Cycling is one of the best activities you can deploy to keep yourself fit and healthy. Whether you’re cycling around the neighbourhood, around a track, or even in a spinning class – there are few exercises that get the heart rate pumping and the muscles contracting.

Whatever method you utilise, you have to ensure that you’re following a proper training regime in order to get the best out of the exercise. There’s no point expending a lot of energy and time if it’s not going to pay dividends for your health and fitness. It does not quite have to be to the extremes of four-time Tour de France winner Chris Froome, who has described his training regime in Tenerife, in preparation for cycling’s most prestigious event, as a painful experience.

Froome is once again one of the leading contenders in the cycling betting odds to win the Tour de France. Only the very serious athletes should ever consider putting themselves through his routine of constant cycling in the heat, up hills, and at great speeds. He is a true champion, and there are useful lessons that can be heeded, although the best methods are the simplest ones.

Interval Training

It is one of the staples of any training to success in athletics and gaining fitness. Personal trainers are advocates of the system for fat burning and building strength in the muscles, especially at the start of a new training regime. It allows you to build your pace gradually over time, building in the key component of rest into the training.
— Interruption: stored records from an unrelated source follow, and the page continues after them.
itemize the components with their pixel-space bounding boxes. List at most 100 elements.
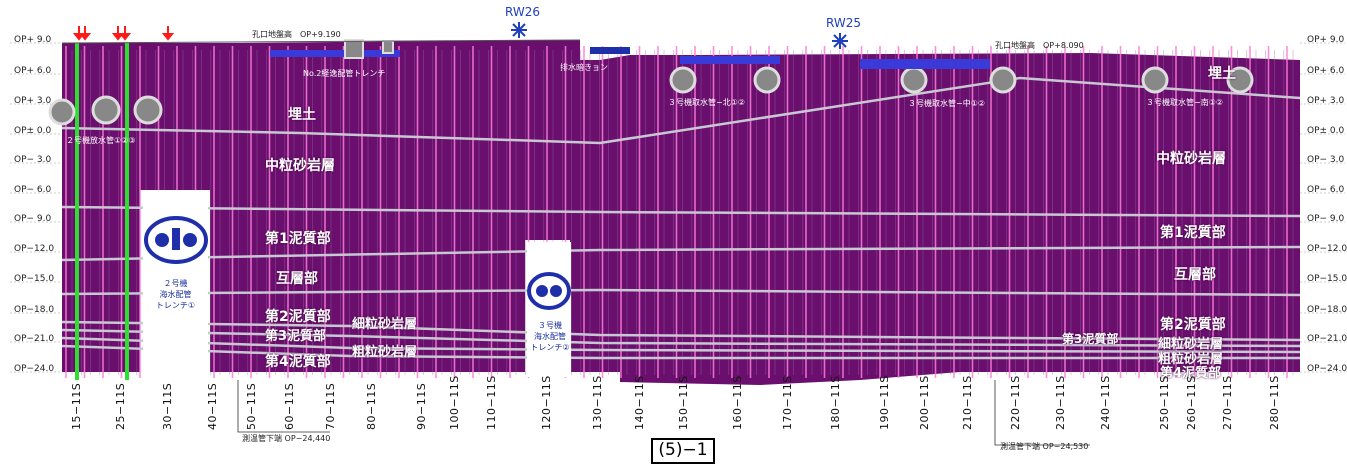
mid-intake-block (860, 59, 990, 69)
rw25-label: RW25 (826, 16, 861, 30)
layer-medium-sandstone-right: 中粒砂岩層 (1156, 151, 1226, 167)
layer-alternation-right: 互層部 (1174, 267, 1216, 283)
north-intake-block (680, 56, 780, 64)
bottom-right-note: 測温管下端 OP−24,530 (1000, 442, 1089, 451)
pipes (48, 66, 1254, 126)
rw25-icon (832, 33, 848, 49)
elev-right-5: OP− 6.0 (1307, 185, 1345, 195)
drain-culvert-label: 排水暗きョン (560, 63, 608, 72)
borehole-label-16: 170−11S (781, 375, 794, 430)
ground-elevation-right: 孔口地盤高 OP+8.090 (995, 41, 1084, 50)
elev-right-8: OP−15.0 (1307, 274, 1347, 284)
borehole-label-1: 25−11S (114, 382, 127, 430)
elev-right-4: OP− 3.0 (1307, 155, 1345, 165)
layer-mudstone4-left: 第4泥質部 (265, 354, 331, 370)
borehole-label-18: 190−11S (878, 375, 891, 430)
elev-left-9: OP−18.0 (14, 305, 55, 315)
elev-left-0: OP+ 9.0 (14, 35, 52, 45)
borehole-label-14: 150−11S (677, 375, 690, 430)
elev-left-6: OP− 9.0 (14, 214, 52, 224)
red-arrow-icons (72, 26, 175, 41)
borehole-label-11: 120−11S (540, 375, 553, 430)
borehole-label-12: 130−11S (591, 375, 604, 430)
borehole-label-5: 60−11S (283, 382, 296, 430)
elev-left-5: OP− 6.0 (14, 185, 52, 195)
borehole-label-26: 270−11S (1221, 375, 1234, 430)
layer-fine-sandstone-right: 細粒砂岩層 (1158, 337, 1224, 352)
section-vertical-lines (65, 46, 1294, 378)
elev-left-4: OP− 3.0 (14, 155, 52, 165)
borehole-label-22: 230−11S (1054, 375, 1067, 430)
layer-mudstone2-right: 第2泥質部 (1160, 317, 1226, 333)
unit3-trench-icon (527, 272, 571, 310)
borehole-label-9: 100−11S (448, 375, 461, 430)
bottom-left-leader (237, 380, 330, 433)
elevation-gridlines (10, 42, 1345, 373)
borehole-label-13: 140−11S (633, 375, 646, 430)
layer-coarse-sandstone-left: 粗粒砂岩層 (352, 345, 418, 360)
culvert-2 (382, 40, 394, 54)
borehole-label-27: 280−11S (1268, 375, 1281, 430)
borehole-label-23: 240−11S (1099, 375, 1112, 430)
borehole-label-21: 220−11S (1009, 375, 1022, 430)
layer-mudstone2-left: 第2泥質部 (265, 309, 331, 325)
unit2-discharge-label: ２号機放水管①②③ (66, 136, 136, 145)
unit2-seawater-trench (143, 190, 208, 380)
layer-mudstone1-right: 第1泥質部 (1160, 225, 1226, 241)
bottom-left-note: 測温管下端 OP−24,440 (242, 434, 331, 443)
elev-right-11: OP−24.0 (1307, 364, 1347, 374)
no2-trench-block (270, 50, 400, 57)
rw26-icon (511, 22, 527, 38)
drain-block (590, 47, 630, 54)
elev-left-3: OP± 0.0 (14, 126, 52, 136)
layer-mudstone1-left: 第1泥質部 (265, 231, 331, 247)
unit3-intake-north-label: ３号機取水管−北①② (668, 98, 746, 107)
borehole-label-20: 210−11S (961, 375, 974, 430)
layer-coarse-sandstone-right: 粗粒砂岩層 (1158, 352, 1224, 367)
borehole-label-25: 260−11S (1185, 375, 1198, 430)
unit3-intake-mid-label: ３号機取水管−中①② (908, 99, 986, 108)
elev-right-2: OP+ 3.0 (1307, 96, 1345, 106)
borehole-label-0: 15−11S (70, 382, 83, 430)
unit3-trench-label: ３号機 海水配管 トレンチ② (530, 321, 570, 352)
ground-surface-line (61, 39, 581, 44)
borehole-label-3: 40−11S (206, 382, 219, 430)
elev-right-3: OP± 0.0 (1307, 126, 1345, 136)
elev-right-0: OP+ 9.0 (1307, 35, 1345, 45)
borehole-label-8: 90−11S (415, 382, 428, 430)
elev-right-10: OP−21.0 (1307, 334, 1347, 344)
elev-left-11: OP−24.0 (14, 364, 55, 374)
rw26-label: RW26 (505, 5, 540, 19)
borehole-label-2: 30−11S (161, 382, 174, 430)
borehole-label-17: 180−11S (829, 375, 842, 430)
elev-left-8: OP−15.0 (14, 274, 55, 284)
bottom-right-leader (994, 380, 1090, 446)
elev-left-10: OP−21.0 (14, 334, 55, 344)
layer-fine-sandstone-left: 細粒砂岩層 (352, 317, 418, 332)
layer-fill-right: 埋土 (1208, 66, 1236, 82)
ground-elevation-left: 孔口地盤高 OP+9.190 (252, 30, 341, 39)
elev-left-1: OP+ 6.0 (14, 66, 52, 76)
unit2-trench-icon (144, 216, 208, 264)
borehole-label-6: 70−11S (324, 382, 337, 430)
no2-trench-label: No.2経逸配管トレンチ (303, 69, 386, 78)
layer-mudstone3-right: 第3泥質部 (1062, 332, 1119, 346)
layer-alternation-left: 互層部 (276, 271, 318, 287)
borehole-label-24: 250−11S (1158, 375, 1171, 430)
borehole-label-15: 160−11S (731, 375, 744, 430)
elev-right-1: OP+ 6.0 (1307, 66, 1345, 76)
layer-mudstone4-right: 第4泥質部 (1160, 366, 1222, 381)
borehole-label-7: 80−11S (365, 382, 378, 430)
elev-right-7: OP−12.0 (1307, 244, 1347, 254)
borehole-label-10: 110−11S (485, 375, 498, 430)
elev-right-6: OP− 9.0 (1307, 214, 1345, 224)
elev-left-7: OP−12.0 (14, 244, 55, 254)
page-number: (5)−1 (651, 438, 715, 464)
culvert-1 (344, 39, 364, 59)
layer-medium-sandstone-left: 中粒砂岩層 (265, 158, 335, 174)
unit2-trench-label: ２号機 海水配管 トレンチ① (155, 279, 196, 310)
layer-mudstone3-left: 第3泥質部 (265, 329, 327, 344)
layer-fill-left: 埋土 (288, 107, 316, 123)
unit3-intake-south-label: ３号機取水管−南①② (1146, 98, 1224, 107)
Recovery is just as important as the exercise itself to ensure that you can maintain a strict regime and time is not lost due to injury. Intervals of 30 seconds of cycling on a stationary bike, or even on the street, and 30 seconds of rest is the perfect start for beginners. It provides enough time to build muscle strength and get your heart rate up before being eased down. The repetitions can be increased for more experienced cyclists to make the exercise more strenuous.


Pushing your body to its limit can be a stressful approach, but one that can yield good results. Unlike the short and sharp approach of intervals, training endurance is designed to test your limits. Picking a suitable distance and then not stopping until you’ve reached it pushes your body to the extreme. It builds the key component – stamina. The leading cyclists in the world, including Olympic gold medallists, insist that it is the best way to build optimum fitness.

It does not have to be a long-distance, but just enough to ensure that your body is working hard enough and you’re not coasting. Stamina is one of the hardest aspects of fitness to build – and there are no shortcuts. It can also be lost very quickly, so it is vital that you are disciplined and stick to your regime. Speed is not the key when working on this aspect, therefore you can go at your own pace before eventually upping the ante after mastering your distance.